Table of Contents

Enum MemorySamplingStrategy

Namespace
AiDotNet.ContinualLearning.Interfaces
Assembly
AiDotNet.dll

Memory sampling strategies for experience replay.

public enum MemorySamplingStrategy

Fields

Boundary = 6

Boundary-focused sampling selects examples near decision boundaries. Prioritizes hard-to-classify examples for better discrimination.

ClassBalanced = 3

Class-balanced sampling ensures equal representation of each class. Best for imbalanced datasets to prevent bias toward majority classes.

GradientBased = 7

Gradient-based sample selection.

Herding = 4

Herding-based selection picks examples closest to class means. From iCaRL paper - provides exemplars that well represent the class distribution.

KCenter = 5

K-Center coreset selection maximizes coverage of the feature space. Picks examples that minimize maximum distance to any unselected point.

Random = 1

Random uniform sampling from the dataset.

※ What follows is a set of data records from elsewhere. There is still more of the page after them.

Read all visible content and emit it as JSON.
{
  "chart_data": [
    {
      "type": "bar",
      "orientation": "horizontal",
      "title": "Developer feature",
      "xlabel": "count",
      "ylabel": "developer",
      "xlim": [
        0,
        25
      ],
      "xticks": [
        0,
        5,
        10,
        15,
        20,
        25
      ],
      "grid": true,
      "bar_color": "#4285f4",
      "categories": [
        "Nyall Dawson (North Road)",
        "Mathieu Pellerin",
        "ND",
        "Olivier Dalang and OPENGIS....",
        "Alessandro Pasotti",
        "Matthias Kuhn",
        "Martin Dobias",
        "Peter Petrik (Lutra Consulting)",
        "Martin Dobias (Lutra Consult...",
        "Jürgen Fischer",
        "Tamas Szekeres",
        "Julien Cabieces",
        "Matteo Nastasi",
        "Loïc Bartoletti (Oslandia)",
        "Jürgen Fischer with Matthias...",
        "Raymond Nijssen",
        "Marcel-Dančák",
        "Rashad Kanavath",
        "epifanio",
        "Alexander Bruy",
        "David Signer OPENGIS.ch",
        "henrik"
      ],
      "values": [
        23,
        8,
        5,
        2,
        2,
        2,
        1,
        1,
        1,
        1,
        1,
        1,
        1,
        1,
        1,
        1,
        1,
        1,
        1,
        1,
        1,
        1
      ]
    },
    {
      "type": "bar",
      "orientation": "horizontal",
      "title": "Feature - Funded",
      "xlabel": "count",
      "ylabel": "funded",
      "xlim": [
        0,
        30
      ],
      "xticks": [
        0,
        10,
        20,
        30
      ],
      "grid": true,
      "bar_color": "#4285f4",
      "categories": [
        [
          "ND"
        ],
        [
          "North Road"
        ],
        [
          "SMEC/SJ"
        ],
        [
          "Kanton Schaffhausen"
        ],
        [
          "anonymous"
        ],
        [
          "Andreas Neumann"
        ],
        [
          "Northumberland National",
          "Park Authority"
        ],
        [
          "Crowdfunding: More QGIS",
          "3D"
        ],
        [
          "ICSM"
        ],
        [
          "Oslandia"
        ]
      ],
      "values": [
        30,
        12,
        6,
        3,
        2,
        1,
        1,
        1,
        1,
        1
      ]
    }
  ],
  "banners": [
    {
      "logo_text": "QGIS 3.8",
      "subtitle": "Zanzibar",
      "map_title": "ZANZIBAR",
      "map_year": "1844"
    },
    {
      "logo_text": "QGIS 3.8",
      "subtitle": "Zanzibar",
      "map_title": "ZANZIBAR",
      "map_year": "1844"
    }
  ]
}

Simple but effective for homogeneous data.

Reservoir = 0

Reservoir sampling - uniform random selection. Each item has equal probability of being selected.

RingBuffer = 2

Ring buffer - FIFO replacement.

Remarks

For Beginners: When storing examples from previous tasks, the sampling strategy determines how examples are selected and maintained in memory.